Run graph search, hierarchical clustering search, Satellite System Graph (SSG), graph clustering (GC), quantized clustering (QC), and linear search against each dataset to collect recall rates for both Proxima CE and the C++ baseline. Set Top K to 100. The recall tool of Proxima CE calculates the recall rate from 100 sample records in the query table.
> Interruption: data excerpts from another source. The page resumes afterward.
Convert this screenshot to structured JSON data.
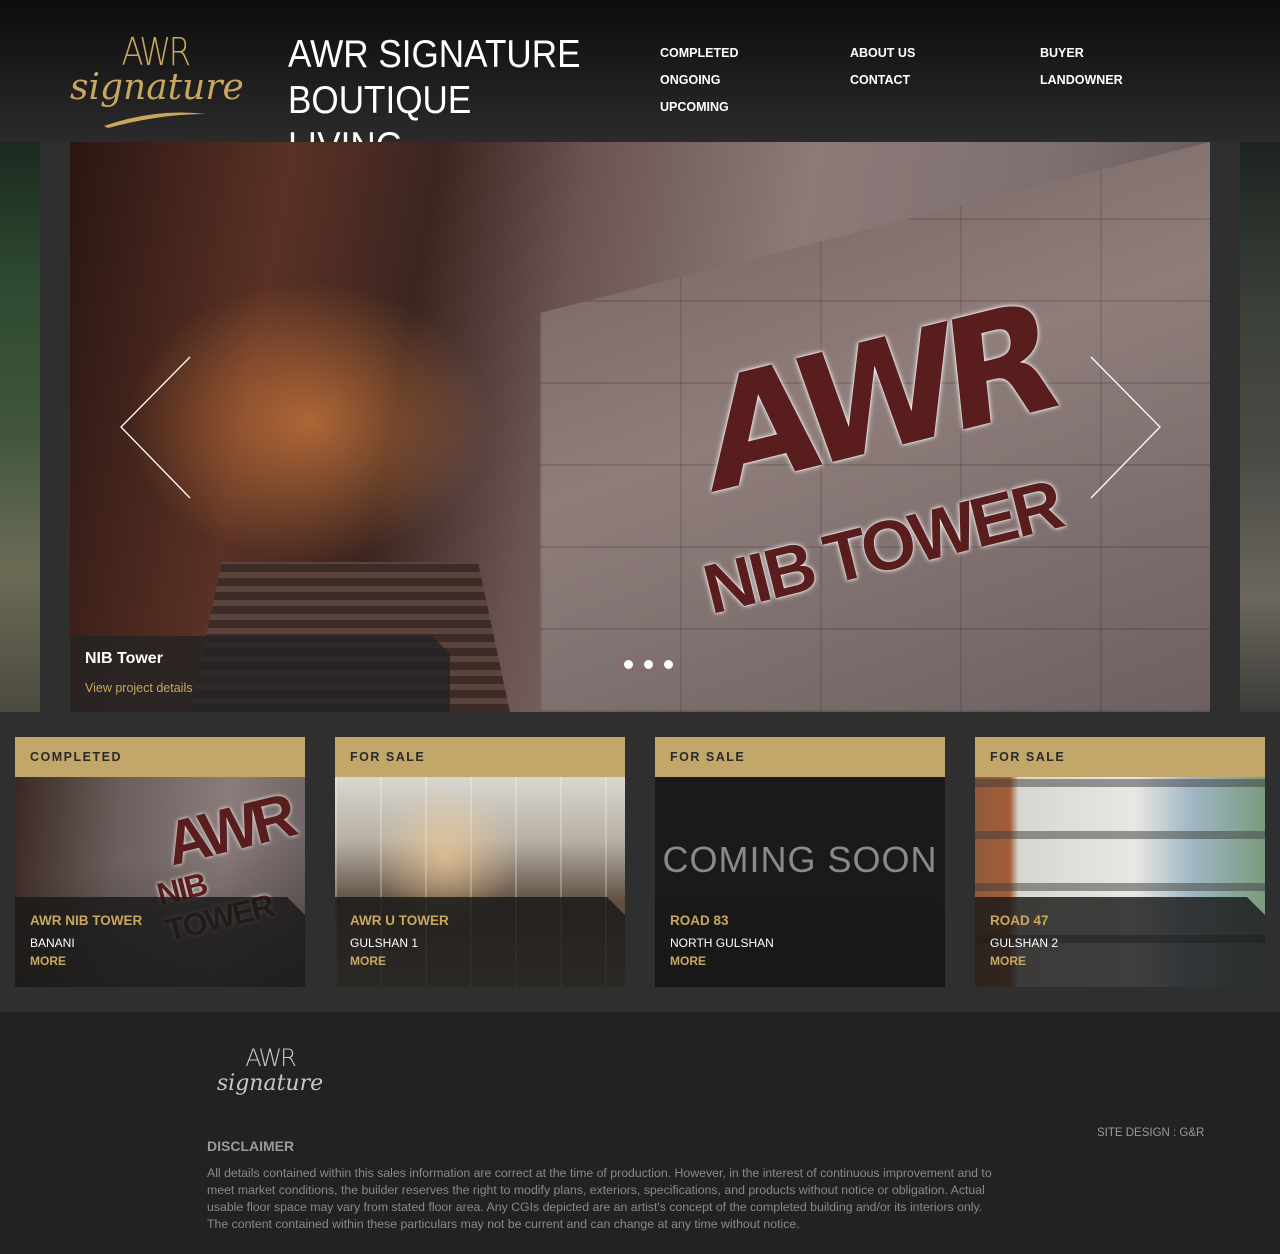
{
  "brand": {
    "logo_awr": "AWR",
    "logo_signature": "signature",
    "title_line1": "AWR SIGNATURE",
    "title_line2": "BOUTIQUE LIVING"
  },
  "nav": {
    "col1": [
      "COMPLETED",
      "ONGOING",
      "UPCOMING"
    ],
    "col2": [
      "ABOUT US",
      "CONTACT"
    ],
    "col3": [
      "BUYER",
      "LANDOWNER"
    ]
  },
  "slider": {
    "slide_sign_main": "AWR",
    "slide_sign_sub": "NIB TOWER",
    "caption_title": "NIB Tower",
    "caption_link": "View project details",
    "dot_count": 4,
    "active_dot": 1
  },
  "cards": [
    {
      "tag": "COMPLETED",
      "name": "AWR NIB TOWER",
      "location": "BANANI",
      "more": "MORE",
      "img_text": "AWR",
      "img_sub": "NIB TOWER"
    },
    {
      "tag": "FOR SALE",
      "name": "AWR U TOWER",
      "location": "GULSHAN 1",
      "more": "MORE"
    },
    {
      "tag": "FOR SALE",
      "name": "ROAD 83",
      "location": "NORTH GULSHAN",
      "more": "MORE",
      "placeholder": "COMING SOON"
    },
    {
      "tag": "FOR SALE",
      "name": "ROAD 47",
      "location": "GULSHAN 2",
      "more": "MORE"
    }
  ],
  "footer": {
    "logo_awr": "AWR",
    "logo_signature": "signature",
    "disclaimer_title": "DISCLAIMER",
    "disclaimer_text": "All details contained within this sales information are correct at the time of production. However, in the interest of continuous improvement and to meet market conditions, the builder reserves the right to modify plans, exteriors, specifications, and products without notice or obligation. Actual usable floor space may vary from stated floor area. Any CGIs depicted are an artist's concept of the completed building and/or its interiors only. The content contained within these particulars may not be current and can change at any time without notice.",
    "site_design": "SITE DESIGN : G&R"
  },
  "colors": {
    "accent_gold": "#c3a66a",
    "gold_text": "#c9a75f",
    "background": "#2f2f2f"
  }
}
The primary comparison between Proxima CE and the recall tool is based on the linear search method.

Note The usage and principle of the recall tool of Proxima2 are the same as those of the recall tool of Proxima CE.

Prepare data and parameters

Datasets

Each query table extracts 100 data records from the doc table.
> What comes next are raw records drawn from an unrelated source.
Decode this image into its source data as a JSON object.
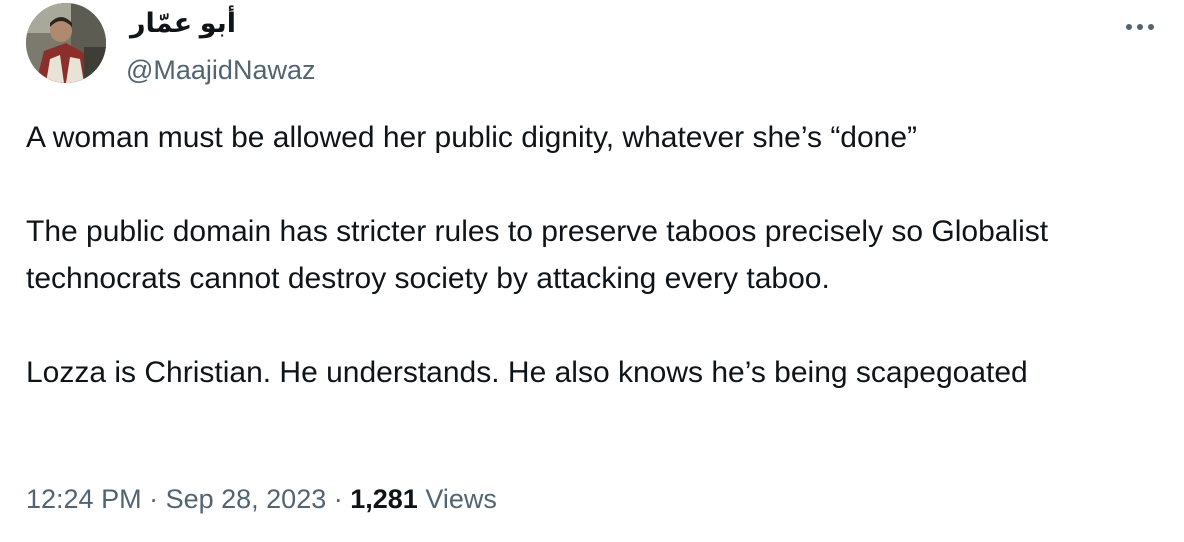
{
  "author": {
    "display_name": "أبو عمّار",
    "handle": "@MaajidNawaz",
    "avatar_icon": "profile-photo"
  },
  "more_icon": "more-dots-icon",
  "tweet": {
    "paragraphs": [
      "A woman must be allowed her public dignity, whatever she’s “done”",
      "The public domain has stricter rules to preserve taboos precisely so Globalist technocrats cannot destroy society by attacking every taboo.",
      "Lozza is Christian. He understands. He also knows he’s being scapegoated"
    ]
  },
  "meta": {
    "time": "12:24 PM",
    "separator": " · ",
    "date": "Sep 28, 2023",
    "views_count": "1,281",
    "views_label": "Views"
  },
  "colors": {
    "text": "#0f1419",
    "secondary": "#536471"
  }
}
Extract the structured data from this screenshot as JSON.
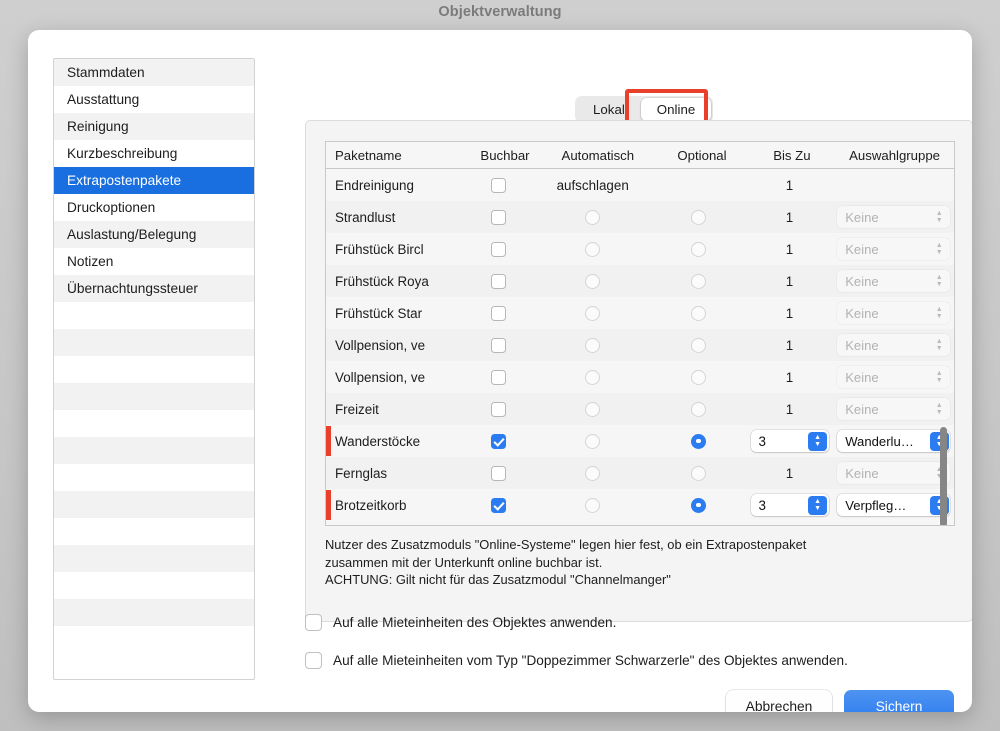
{
  "window": {
    "title": "Objektverwaltung"
  },
  "sidebar": {
    "items": [
      {
        "label": "Stammdaten",
        "selected": false
      },
      {
        "label": "Ausstattung",
        "selected": false
      },
      {
        "label": "Reinigung",
        "selected": false
      },
      {
        "label": "Kurzbeschreibung",
        "selected": false
      },
      {
        "label": "Extrapostenpakete",
        "selected": true
      },
      {
        "label": "Druckoptionen",
        "selected": false
      },
      {
        "label": "Auslastung/Belegung",
        "selected": false
      },
      {
        "label": "Notizen",
        "selected": false
      },
      {
        "label": "Übernachtungssteuer",
        "selected": false
      }
    ],
    "empty_rows": 13
  },
  "tabs": {
    "items": [
      {
        "label": "Lokal",
        "active": false
      },
      {
        "label": "Online",
        "active": true
      }
    ],
    "highlight_color": "#e8402a",
    "highlighted_tab": "Online"
  },
  "table": {
    "columns": [
      "Paketname",
      "Buchbar",
      "Automatisch",
      "Optional",
      "Bis Zu",
      "Auswahlgruppe"
    ],
    "rows": [
      {
        "name": "Endreinigung",
        "buchbar": false,
        "automatisch": "aufschlagen",
        "optional": null,
        "bis_zu": "1",
        "bis_zu_stepper": false,
        "gruppe": null,
        "gruppe_enabled": false,
        "marked": false
      },
      {
        "name": "Strandlust",
        "buchbar": false,
        "automatisch": "radio-off",
        "optional": "off",
        "bis_zu": "1",
        "bis_zu_stepper": false,
        "gruppe": "Keine",
        "gruppe_enabled": false,
        "marked": false
      },
      {
        "name": "Frühstück Bircl",
        "buchbar": false,
        "automatisch": "radio-off",
        "optional": "off",
        "bis_zu": "1",
        "bis_zu_stepper": false,
        "gruppe": "Keine",
        "gruppe_enabled": false,
        "marked": false
      },
      {
        "name": "Frühstück Roya",
        "buchbar": false,
        "automatisch": "radio-off",
        "optional": "off",
        "bis_zu": "1",
        "bis_zu_stepper": false,
        "gruppe": "Keine",
        "gruppe_enabled": false,
        "marked": false
      },
      {
        "name": "Frühstück Star",
        "buchbar": false,
        "automatisch": "radio-off",
        "optional": "off",
        "bis_zu": "1",
        "bis_zu_stepper": false,
        "gruppe": "Keine",
        "gruppe_enabled": false,
        "marked": false
      },
      {
        "name": "Vollpension, ve",
        "buchbar": false,
        "automatisch": "radio-off",
        "optional": "off",
        "bis_zu": "1",
        "bis_zu_stepper": false,
        "gruppe": "Keine",
        "gruppe_enabled": false,
        "marked": false
      },
      {
        "name": "Vollpension, ve",
        "buchbar": false,
        "automatisch": "radio-off",
        "optional": "off",
        "bis_zu": "1",
        "bis_zu_stepper": false,
        "gruppe": "Keine",
        "gruppe_enabled": false,
        "marked": false
      },
      {
        "name": "Freizeit",
        "buchbar": false,
        "automatisch": "radio-off",
        "optional": "off",
        "bis_zu": "1",
        "bis_zu_stepper": false,
        "gruppe": "Keine",
        "gruppe_enabled": false,
        "marked": false
      },
      {
        "name": "Wanderstöcke",
        "buchbar": true,
        "automatisch": "radio-off",
        "optional": "on",
        "bis_zu": "3",
        "bis_zu_stepper": true,
        "gruppe": "Wanderlu…",
        "gruppe_enabled": true,
        "marked": true
      },
      {
        "name": "Fernglas",
        "buchbar": false,
        "automatisch": "radio-off",
        "optional": "off",
        "bis_zu": "1",
        "bis_zu_stepper": false,
        "gruppe": "Keine",
        "gruppe_enabled": false,
        "marked": false
      },
      {
        "name": "Brotzeitkorb",
        "buchbar": true,
        "automatisch": "radio-off",
        "optional": "on",
        "bis_zu": "3",
        "bis_zu_stepper": true,
        "gruppe": "Verpfleg…",
        "gruppe_enabled": true,
        "marked": true
      }
    ]
  },
  "note": {
    "line1": "Nutzer des Zusatzmoduls \"Online-Systeme\" legen hier fest, ob ein Extrapostenpaket",
    "line2": "zusammen mit der Unterkunft online buchbar ist.",
    "line3": "ACHTUNG: Gilt nicht für das Zusatzmodul \"Channelmanger\""
  },
  "bottom_options": [
    {
      "label": "Auf alle Mieteinheiten des Objektes anwenden.",
      "checked": false
    },
    {
      "label": "Auf alle Mieteinheiten vom Typ \"Doppezimmer Schwarzerle\" des Objektes anwenden.",
      "checked": false
    }
  ],
  "footer": {
    "cancel_label": "Abbrechen",
    "save_label": "Sichern",
    "accent_color": "#2b7cf0"
  }
}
Data typeDimensionsRecordsValue range
FLOAT128100,000(0,1)
INT8128100,000(-128,127)
BINARY512100,0000/1

Search parameters

Search methodParameters
Graph search
  • proxima.hnsw.searcher.ef: 400
  • proxima.hnsw.builder.efconstruction: 400
  • proxima.hnsw.builder.max_neighbor_count: 100
Hierarchical clustering search
  • proxima.hc.builder.centroids_count: 2000
  • proxima.hc.searcher.max_scan_count: 80000
Satellite System Graph (SSG)
  • proxima.hnsw.searcher.ef: 400
  • proxima.hnsw.builder.efconstruction: 400
  • proxima.hnsw.builder.max_neighbor_count: 100
Graph clustering (GC)
  • proxima.gc.builder.centroid_count: 1000
  • proxima.gc.searcher.scan_ratio: 0.8
Quantized clustering (QC)
  • proxima.qc.builder.centroid_count: 1000
  • proxima.qc.searcher.scan_ratio: 0.8
Linear search

View test results

FLOAT, SquaredEuclidean distance

Search methodProxima CE recall rateRecall tool recall rate
Graph search89.03%88.62%
Hierarchical clustering search98.91%98.14%
Satellite System Graph (SSG)96.00%95.76%
Graph clustering (GC)97.87%97.64%
Quantized clustering (QC)97.70%97.77%
Linear search100%100%

INT8, SquaredEuclidean distance

Search methodProxima CE recall rateRecall tool recall rate
Graph search89.89%89.93%
Hierarchical clustering search98.27%97.69%
Satellite System Graph (SSG)95.58%95.75%
Graph clustering (GC)97.72%97.36%
Quantized clustering (QC)97.68%97.71%
Linear search100%100%

BINARY, Hamming distance

Search methodProxima CE recall rateRecall tool recall rate
Graph search85.33%88.09%
Hierarchical clustering search91.45%95.27%
Satellite System Graph (SSG)75.89%77.83%
Graph clustering (GC)90.01%93.99%
Quantized clustering (QC)90.51%93.78%
Linear search100%100%

Analyze the results

For FLOAT and INT8 data types, Proxima CE recall rates are consistent with recall tool results across all search methods — differences are within 1 percentage point. For BINARY data, differences are slightly larger (up to approximately 4 percentage points for some methods). The recall result for each search method and data type of Proxima CE is similar to the recall result obtained by using the recall tool.